Deux disques, dix-huit violons, six altos, cinq violoncelles (ceux de l’Orchestre de Bretagne, dirigé par Stefan Sanderling), un livret de treize photos signées Le Querrec et le renfort de l’ami Claude Barthélémy qui a écrit les arrangements : c’est en grand qu’Henri Texier a vu cet album qu’il dit lui même être « hors du commun », concrétisation du projet longtemps caressé, longtemps repoussé de se frotter aux cordes et à leur « esprit » –Strings’ spirit. Le contrebassiste fait remonter la généalogie de l’idée à ses écoutes de Gil Evans, porte d’entrée vers les impressionnistes et les compositeurs classiques, ainsi qu’aux grands « with strings » qui jalonnent l’histoire du jazz (Focus, de Stan Getz, Skies of America, d’Ornette Coleman ou Amoroso, de Joào Gilberto) ; de là l’envie de mêler à sa musique le son si spécifique des ensembles de cordes, malgré la démesure que semble comporter un tel projet. Techniquement, l’album a été réalisé en deux enregistrements successifs : celui de l’Azur Quintet (avec les compagnons Glenn Ferris au trombone, Sébastien Texier au sax alto et à la clarinette, Tony Rabeson à la batterie et Bojan Z au piano) au studio Gil Evans à Amiens d’abord, celui de l’Orchestre de Bretagne à Rennes ensuite, avec toutes les possibilités qu’offre le montage en studio.

Neuf nouvelles compositions (ainsi que Desarwa et Colonel Sköpje, choisis par Barthélémy) pour tenter l’étonnante aventure consistant à imbriquer dans la musique de l’Azur Quintet, l’une des plus personnalisées et reconnaissables qui soient, celle imaginée par le guitariste pour l’Orchestre, soit tout autre chose qu’une simple couche de vernis ou une série d’enjolivures habiles : la réussite est totale, l’intelligence réciproque des sensibilités musicales tangible.
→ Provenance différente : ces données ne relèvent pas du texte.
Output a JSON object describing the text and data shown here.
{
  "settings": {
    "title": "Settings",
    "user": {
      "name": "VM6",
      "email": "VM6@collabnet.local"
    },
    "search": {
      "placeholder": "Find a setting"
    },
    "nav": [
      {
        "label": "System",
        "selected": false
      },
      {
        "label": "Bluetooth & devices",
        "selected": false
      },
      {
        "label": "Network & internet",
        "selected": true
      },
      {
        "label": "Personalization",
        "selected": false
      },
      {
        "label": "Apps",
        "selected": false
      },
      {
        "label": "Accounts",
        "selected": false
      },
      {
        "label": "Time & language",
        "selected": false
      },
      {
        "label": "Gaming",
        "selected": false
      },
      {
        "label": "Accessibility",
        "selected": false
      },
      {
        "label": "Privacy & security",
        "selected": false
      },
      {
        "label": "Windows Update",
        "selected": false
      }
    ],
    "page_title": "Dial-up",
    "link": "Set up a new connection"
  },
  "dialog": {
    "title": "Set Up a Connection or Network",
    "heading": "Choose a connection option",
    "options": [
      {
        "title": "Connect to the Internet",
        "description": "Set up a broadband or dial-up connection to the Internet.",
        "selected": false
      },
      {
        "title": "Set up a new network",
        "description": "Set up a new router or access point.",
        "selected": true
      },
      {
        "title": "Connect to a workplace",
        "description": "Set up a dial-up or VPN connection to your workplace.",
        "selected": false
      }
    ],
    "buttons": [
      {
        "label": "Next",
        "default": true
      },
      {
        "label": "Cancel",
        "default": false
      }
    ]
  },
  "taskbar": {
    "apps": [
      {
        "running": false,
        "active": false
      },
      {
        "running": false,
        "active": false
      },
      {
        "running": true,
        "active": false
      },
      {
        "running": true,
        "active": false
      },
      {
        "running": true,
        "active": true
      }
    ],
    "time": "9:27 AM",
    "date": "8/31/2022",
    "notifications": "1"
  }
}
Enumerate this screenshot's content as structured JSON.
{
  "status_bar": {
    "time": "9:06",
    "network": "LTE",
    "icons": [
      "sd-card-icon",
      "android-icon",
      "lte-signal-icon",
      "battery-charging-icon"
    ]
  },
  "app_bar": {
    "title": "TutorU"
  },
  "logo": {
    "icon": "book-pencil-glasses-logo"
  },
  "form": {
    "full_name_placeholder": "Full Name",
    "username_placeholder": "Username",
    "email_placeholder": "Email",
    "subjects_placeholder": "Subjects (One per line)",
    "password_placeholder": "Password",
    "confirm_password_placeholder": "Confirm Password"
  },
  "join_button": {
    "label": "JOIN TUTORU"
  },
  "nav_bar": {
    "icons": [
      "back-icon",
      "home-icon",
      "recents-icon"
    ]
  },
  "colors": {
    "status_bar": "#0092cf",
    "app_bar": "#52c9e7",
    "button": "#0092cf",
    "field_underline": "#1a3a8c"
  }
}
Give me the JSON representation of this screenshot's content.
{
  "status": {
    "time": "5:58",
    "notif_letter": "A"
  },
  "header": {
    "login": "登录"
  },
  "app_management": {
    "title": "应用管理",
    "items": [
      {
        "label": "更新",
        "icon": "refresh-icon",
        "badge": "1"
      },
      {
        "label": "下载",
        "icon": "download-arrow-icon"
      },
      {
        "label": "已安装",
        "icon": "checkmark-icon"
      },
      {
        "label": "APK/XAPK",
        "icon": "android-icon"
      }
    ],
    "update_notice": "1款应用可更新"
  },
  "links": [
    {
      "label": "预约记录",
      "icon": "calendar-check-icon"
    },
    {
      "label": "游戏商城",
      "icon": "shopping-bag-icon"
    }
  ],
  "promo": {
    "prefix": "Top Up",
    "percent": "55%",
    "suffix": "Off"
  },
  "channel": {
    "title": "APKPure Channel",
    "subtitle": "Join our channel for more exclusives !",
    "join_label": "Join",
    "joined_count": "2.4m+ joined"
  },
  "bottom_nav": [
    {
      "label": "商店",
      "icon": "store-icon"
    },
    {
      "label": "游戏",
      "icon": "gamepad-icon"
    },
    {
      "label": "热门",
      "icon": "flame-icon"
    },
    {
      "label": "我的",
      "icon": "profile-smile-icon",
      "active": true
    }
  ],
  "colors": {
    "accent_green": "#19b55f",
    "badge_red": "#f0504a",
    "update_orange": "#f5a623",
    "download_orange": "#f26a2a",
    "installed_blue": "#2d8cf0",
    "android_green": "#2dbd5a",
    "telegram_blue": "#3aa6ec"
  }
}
Sans s’avérer envahissantes ni superficielles, les cordes (on pense parfois au travail d’arrangeur d’un autre guitariste, Jim Hall), dansantes ou incisives, s’intègrent remarquablement dans les partitions entêtantes du contrebassiste, dont le vrai-faux blues à surprises Glenn the space (hommage à son tromboniste bien sûr -une autre composition s’intitule Tonic Tony) peut être envisagé comme une raison suffisante pour acquérir l’album. S’il en fallait une autre, outre le fait que l’Azur Quintet est probablement l’un des groupes européens les plus importants aujourd’hui, on évoquerait bien sûr l’extraordinaire solo de Bojan Zulfikarpasic dans Sacrifice (Texier : « le piano comme je l’entends, là, dans le solo de Bojan, je ne l’ai jamais entendu comme ça de ma vie… Sauf quand je suis accoudé au bord du piano et que j’ai la tête sous le couvercle »), splendide morceau de près de dix-sept minutes qui est sans doute l’un des plus renversants moments de jazz qu’on ait entendu depuis longtemps. Ca n’arrive pas si souvent.